The power of wills in understanding early modern lives

Wills are one of the most revealing sources of personal history from the early modern period. Unlike other legal or financial records, they capture the thoughts and priorities of individuals at the moment of their death by providing detailed descriptions of possessions and their intended recipients. 

As the team explains, “It is the element of choice in selecting and describing objects that makes wills so revealing of people’s attitudes towards the things they owned.” By working at scale with 25,000 wills, the project aims to uncover long-term trends in how people valued and interacted with their material world.

The wills in question are registered copies that were proved before the Prerogative Court of Canterbury, and are part of a collection held by the National Archives. “Each will was copied out by a Church Court clerk, in fairly uniform handwriting, and following a fairly regular layout,” Emily explained. “The large number of documents, and their relatively consistent handwriting and page layout, make them ideally suited to using Transkribus.” 

Many of the wills have a clear and consistent structure, making them ideal for using with text recognition software. © Emily Vine

 

A digital solution for a large-scale challenge

The idea to use Transkribus emerged after project lead Professor Jane Whittle attended a research seminar on the Bentham Project, which had successfully used the platform for a similar large-scale transcription project. “Jane had always wanted to conduct a large-scale study of material culture within early modern wills, but knew that the time taken to transcribe the necessary volume of wills would make this unfeasible,” Emily said. 

However, with Transkribus, the transcription process could be automated, saving the project team valuable resources and time. As Mark explains: “[Creating individual HTR systems] is computationally intensive and requires specialist infrastructure, the creation and maintenance of which would divert time and energy away from the main work of the project. [But Transkribus makes] the training and use of models incredibly easy, and [its] APIs make automation possible, which is essential when working at scale.”

 

The project is analysing wills across a 250-year period. © National Archives

 

Creating the first model

The starting point for the automatic transcription was a Ground Truth dataset of 400 wills that were manually transcribed by volunteers. “We were working with project volunteers who had years of experience transcribing wills, but usually worked by transcribing directly into a Word document,” Emily explained. This project was the first time they had transcribed directly in Transkribus, but, thankfully, they adapted relatively quickly. “I think many of [the volunteers] liked the fact that Transkribus highlights one line at a time and matches up the corresponding line in the manuscript [...],  as it can be easy to lose your place or skip a line when moving between a Word document and a photograph of a manuscript.”

Once the Ground Truth had been prepared, Mark set about training the first model and was pleasantly surprised by the results. “I actually started working with this collection in the early days of Transkribus, and the images were just too low quality to get any results,” he explained. “[However this time,] our first 18th-century model needed just 30 pages to get readable transcriptions.” 

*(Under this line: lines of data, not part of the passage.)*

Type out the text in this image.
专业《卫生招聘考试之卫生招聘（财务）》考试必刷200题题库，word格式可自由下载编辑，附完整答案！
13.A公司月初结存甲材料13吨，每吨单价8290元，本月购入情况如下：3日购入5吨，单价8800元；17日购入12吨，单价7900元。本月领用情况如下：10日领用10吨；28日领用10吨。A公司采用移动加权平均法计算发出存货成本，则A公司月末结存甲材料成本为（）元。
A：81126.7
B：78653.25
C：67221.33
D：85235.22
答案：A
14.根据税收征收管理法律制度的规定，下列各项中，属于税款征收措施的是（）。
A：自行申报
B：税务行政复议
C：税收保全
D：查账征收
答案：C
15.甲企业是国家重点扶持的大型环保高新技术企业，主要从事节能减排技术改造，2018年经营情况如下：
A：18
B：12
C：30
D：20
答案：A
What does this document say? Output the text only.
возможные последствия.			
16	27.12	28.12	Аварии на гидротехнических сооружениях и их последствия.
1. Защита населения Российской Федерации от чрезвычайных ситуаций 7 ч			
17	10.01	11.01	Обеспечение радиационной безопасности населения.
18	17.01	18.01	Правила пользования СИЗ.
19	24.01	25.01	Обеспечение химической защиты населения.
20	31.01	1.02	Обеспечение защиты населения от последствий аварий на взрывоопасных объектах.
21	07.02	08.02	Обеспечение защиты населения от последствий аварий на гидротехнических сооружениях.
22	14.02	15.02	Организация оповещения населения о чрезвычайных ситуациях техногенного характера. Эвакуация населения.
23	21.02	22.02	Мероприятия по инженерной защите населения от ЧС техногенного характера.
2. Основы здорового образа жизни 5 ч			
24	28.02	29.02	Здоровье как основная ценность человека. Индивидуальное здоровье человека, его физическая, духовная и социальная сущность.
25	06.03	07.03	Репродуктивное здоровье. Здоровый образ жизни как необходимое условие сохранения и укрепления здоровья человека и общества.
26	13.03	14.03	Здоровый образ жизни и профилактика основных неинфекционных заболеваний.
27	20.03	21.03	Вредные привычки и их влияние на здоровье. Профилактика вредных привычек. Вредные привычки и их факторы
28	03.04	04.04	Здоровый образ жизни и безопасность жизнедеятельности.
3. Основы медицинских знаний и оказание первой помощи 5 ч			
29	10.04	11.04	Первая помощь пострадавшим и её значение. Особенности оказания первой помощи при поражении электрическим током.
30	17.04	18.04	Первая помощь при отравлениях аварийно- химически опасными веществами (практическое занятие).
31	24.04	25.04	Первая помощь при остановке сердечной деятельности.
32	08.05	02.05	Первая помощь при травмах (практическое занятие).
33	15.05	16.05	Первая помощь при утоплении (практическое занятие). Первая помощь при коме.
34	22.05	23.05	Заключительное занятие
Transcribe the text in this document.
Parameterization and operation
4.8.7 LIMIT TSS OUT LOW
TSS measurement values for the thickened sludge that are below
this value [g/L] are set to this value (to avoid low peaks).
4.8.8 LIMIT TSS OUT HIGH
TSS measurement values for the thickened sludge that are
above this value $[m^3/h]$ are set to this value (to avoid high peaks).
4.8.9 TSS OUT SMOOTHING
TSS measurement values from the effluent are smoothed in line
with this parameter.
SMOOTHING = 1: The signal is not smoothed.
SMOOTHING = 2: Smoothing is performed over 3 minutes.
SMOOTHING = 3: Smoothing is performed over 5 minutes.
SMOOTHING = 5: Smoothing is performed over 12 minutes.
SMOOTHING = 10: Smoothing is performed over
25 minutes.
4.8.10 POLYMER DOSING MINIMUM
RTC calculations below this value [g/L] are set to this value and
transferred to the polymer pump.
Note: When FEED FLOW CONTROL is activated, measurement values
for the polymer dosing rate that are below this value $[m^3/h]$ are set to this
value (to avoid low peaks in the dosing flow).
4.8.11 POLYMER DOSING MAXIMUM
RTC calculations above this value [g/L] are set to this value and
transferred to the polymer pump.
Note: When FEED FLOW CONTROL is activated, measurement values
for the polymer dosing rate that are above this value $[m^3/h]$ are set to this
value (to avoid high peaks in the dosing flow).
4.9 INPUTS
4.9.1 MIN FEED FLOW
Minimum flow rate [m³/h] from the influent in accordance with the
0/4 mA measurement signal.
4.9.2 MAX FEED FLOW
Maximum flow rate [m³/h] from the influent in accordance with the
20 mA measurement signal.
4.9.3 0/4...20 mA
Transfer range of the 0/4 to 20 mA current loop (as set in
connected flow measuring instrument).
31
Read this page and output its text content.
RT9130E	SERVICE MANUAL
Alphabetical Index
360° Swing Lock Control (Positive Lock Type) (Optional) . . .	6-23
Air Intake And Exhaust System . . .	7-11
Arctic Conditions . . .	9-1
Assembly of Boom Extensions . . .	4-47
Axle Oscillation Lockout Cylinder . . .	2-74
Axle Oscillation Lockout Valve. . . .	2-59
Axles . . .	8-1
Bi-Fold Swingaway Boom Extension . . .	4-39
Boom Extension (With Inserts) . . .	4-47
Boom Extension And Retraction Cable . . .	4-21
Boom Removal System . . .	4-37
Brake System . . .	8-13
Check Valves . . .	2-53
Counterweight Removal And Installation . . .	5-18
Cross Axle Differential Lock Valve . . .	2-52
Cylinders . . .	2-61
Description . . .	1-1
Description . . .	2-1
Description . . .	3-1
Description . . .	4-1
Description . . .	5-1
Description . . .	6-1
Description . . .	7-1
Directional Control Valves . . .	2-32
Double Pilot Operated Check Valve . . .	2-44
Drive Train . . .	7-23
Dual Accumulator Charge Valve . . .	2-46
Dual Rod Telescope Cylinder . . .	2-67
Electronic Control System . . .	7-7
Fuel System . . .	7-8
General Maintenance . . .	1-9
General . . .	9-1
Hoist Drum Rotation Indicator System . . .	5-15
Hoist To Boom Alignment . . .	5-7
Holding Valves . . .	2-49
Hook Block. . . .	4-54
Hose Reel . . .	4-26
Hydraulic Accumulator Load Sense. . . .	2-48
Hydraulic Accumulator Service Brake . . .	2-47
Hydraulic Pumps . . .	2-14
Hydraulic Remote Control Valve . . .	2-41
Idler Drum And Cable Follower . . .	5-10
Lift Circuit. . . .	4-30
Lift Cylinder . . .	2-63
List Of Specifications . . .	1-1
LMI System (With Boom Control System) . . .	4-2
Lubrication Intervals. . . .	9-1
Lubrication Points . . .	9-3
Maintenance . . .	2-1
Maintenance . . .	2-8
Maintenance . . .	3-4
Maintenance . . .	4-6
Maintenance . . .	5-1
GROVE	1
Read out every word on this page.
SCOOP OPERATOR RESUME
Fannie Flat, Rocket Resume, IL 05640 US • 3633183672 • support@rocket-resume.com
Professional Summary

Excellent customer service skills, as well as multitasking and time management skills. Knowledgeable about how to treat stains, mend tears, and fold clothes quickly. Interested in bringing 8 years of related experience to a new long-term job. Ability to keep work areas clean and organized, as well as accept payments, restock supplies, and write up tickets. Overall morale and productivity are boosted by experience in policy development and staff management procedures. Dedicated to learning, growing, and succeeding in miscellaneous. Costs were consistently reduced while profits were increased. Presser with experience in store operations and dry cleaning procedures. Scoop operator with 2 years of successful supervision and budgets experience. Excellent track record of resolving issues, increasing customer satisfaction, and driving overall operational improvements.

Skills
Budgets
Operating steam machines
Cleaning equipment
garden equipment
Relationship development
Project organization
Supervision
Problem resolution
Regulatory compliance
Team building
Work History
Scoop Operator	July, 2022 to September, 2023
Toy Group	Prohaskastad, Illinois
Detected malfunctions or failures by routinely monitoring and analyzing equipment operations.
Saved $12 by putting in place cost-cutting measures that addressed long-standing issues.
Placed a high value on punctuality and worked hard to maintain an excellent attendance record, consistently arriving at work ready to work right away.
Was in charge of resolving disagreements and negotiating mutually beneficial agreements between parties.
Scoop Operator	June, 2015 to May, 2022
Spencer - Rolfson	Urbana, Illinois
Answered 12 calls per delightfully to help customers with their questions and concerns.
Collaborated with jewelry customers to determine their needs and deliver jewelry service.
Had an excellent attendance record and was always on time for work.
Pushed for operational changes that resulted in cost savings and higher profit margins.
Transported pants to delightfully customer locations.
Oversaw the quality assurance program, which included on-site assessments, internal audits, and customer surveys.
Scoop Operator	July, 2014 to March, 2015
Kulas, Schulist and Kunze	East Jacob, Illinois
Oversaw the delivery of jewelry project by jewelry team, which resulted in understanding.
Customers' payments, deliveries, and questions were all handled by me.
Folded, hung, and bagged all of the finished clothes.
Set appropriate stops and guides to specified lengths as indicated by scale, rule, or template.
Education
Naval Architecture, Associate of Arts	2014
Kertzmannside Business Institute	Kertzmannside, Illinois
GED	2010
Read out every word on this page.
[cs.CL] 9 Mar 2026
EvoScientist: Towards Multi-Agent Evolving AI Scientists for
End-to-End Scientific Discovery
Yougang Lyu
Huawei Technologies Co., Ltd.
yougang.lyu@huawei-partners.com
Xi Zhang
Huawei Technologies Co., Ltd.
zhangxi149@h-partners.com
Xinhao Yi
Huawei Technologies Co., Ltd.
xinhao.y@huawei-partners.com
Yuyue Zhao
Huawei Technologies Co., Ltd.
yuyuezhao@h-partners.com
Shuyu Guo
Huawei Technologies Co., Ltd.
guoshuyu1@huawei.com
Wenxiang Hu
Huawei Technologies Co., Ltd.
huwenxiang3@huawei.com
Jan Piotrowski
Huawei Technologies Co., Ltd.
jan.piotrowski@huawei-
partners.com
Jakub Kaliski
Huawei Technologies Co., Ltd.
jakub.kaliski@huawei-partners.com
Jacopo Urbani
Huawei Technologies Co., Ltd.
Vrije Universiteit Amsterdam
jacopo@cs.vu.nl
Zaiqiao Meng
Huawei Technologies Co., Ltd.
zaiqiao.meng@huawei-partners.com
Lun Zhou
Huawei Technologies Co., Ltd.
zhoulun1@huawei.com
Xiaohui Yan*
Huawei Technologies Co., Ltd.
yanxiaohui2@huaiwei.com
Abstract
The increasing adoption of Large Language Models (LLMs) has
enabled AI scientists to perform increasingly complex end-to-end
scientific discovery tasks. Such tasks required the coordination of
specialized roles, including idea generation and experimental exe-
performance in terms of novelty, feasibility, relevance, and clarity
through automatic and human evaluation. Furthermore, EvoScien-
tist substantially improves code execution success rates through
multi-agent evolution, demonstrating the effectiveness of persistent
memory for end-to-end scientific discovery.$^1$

This first model had a barely passable CER of 11%. To improve the CER, more Ground Truth data would be needed. So, the team came up with an innovative idea to generate accurate data using the power of the crowd.

 

Transkribus was able to recognise text even from poor-quality scans. © National Archives

 

Engaging volunteers through citizen science

Citizen science is a type of scientific research in which the data collection is done not by professional scientists but by members of the public. In large-scale transcription projects, this usually means using volunteers to transcribe documents or proofread the transcriptions of others. The Material Culture of Wills did the latter, asking volunteers to proofread the transcriptions generated by Transkribus.

To achieve this, they launched a crowdsourcing initiative on Zooniverse, an online platform that enables volunteers from around the world to contribute to academic research. The process begins with Transkribus generating ‘rough’ transcriptions using the best available model. These are then uploaded to Zooniverse, where volunteers check individual lines of text against manuscript images and make corrections where necessary. Once each line has been checked three times, the edited versions are consolidated to create a final transcription and additional Ground Truth for the model.

“The important part of our process is that we don't upload the whole transcription [to Zooniverse],” Mark explained. “We sample lines based on [quality] so most of the lines sent to Zooniverse are in need of correction. This makes the most of the volunteers' time as they aren't just checking lots of correct transcription.”

The volunteer engagement has been remarkable, with over 2,500 people already contributing more than 7,800 hours of work to the project. “We think that we have around 2 million lines of text to check in total, and to date, our Zooniverse volunteers have completed 353,402 line checks,” said Emily. Thanks to the Ground Truth generated by the volunteers, the team has been able to retrain several versions of their first model, making it more accurate with each training cycle. The latest versions of the 17th and 18th century models returned a CER of under 4%, a significant improvement in accuracy.

 

The Zooniverse site allows volunteers to proofread transcriptions in a fun and engaging way. © National Archives via Zooniverse

 

Creative collaborations: Bringing wills to life

Beyond transcription and analysis, the project is also working with creatives to explore innovative ways of interpreting the wills. Dr Laura Sangha, a co-investigator on the project, successfully applied for an Exeter Arts and Culture Creative Fellowship, which has led to a collaboration with composer and lyricist Chris Hoban.

The fellowship, titled Wills as Windows onto Past Lives, explores how historical and creative approaches can intersect to bring early modern wills to life. Chris recently joined the team at The National Archives to examine original manuscripts and begin developing artistic responses to the material. “The team have already started jointly exploring some of the stories and material culture encapsulated in these fascinating documents,” Emily told us. 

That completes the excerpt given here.